Hilary Biehl

For a Neighbor 

It’s 8 pm and there’s that song again.
Always the same one, or it sounds the same
to me. I can distinguish the refrain
by how the walls respond. The slapdash frame
 
of the apartment building might collapse.
You wouldn’t mind; in fact the way your bones
test their own limits thrills you. And perhaps
it’s philosophical – the undertones
 
suggesting that we’re all just being taken
for a ride, that life essentially
consists of shaking others and being shaken
harder: rhythm without melody. 

Things Done and Left Undone

The sun is low,
the shadows tinged
 
with flies.
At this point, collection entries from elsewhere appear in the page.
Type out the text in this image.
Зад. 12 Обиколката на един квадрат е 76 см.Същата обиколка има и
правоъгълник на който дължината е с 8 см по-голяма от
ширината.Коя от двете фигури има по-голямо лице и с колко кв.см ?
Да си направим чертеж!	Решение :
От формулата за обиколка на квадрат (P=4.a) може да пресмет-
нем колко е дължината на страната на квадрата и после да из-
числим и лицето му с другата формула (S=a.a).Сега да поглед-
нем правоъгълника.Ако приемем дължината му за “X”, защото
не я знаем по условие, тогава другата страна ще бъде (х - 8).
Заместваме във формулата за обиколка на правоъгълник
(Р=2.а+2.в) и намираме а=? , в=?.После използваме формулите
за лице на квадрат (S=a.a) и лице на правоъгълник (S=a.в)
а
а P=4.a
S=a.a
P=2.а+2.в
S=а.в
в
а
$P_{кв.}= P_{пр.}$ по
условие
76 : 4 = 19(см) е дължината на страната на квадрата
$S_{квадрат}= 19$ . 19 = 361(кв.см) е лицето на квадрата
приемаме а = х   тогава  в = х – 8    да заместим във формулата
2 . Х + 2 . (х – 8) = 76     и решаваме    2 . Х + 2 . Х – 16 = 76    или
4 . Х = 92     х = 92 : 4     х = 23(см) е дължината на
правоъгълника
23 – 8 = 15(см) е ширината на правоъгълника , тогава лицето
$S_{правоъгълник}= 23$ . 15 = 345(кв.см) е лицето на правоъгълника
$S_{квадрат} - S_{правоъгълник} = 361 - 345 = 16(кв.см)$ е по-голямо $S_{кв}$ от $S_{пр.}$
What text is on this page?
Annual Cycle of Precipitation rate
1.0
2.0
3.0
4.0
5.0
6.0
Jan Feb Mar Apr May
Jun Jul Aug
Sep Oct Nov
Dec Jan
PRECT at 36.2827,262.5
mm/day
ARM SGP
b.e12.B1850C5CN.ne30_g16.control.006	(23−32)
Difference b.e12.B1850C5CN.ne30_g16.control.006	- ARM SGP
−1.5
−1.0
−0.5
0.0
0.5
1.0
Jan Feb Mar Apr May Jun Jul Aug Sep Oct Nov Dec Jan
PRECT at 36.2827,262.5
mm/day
Someone
has come unhinged;
 
across the lawn
we hear him shout
 
profanities.
Then he comes out.
 
He’s swearing at
another man
 
who backs away
towards a sedan.
 
The first man hits
the second. We
 
are silent. From
a balcony
 
one woman yells,
then disappears.
 
Our game has stopped.
The courtyard clears.
 
“Let’s go,” a boy
softly insists.
 
We leave the man
to his friend’s fists,
 
to hot cement
and creeping dark.
 
A tiny dog
begins to bark.

Hilary Biehl’s poems have appeared in various journals including Able Muse, The Orchards, and Better Than Starbucks.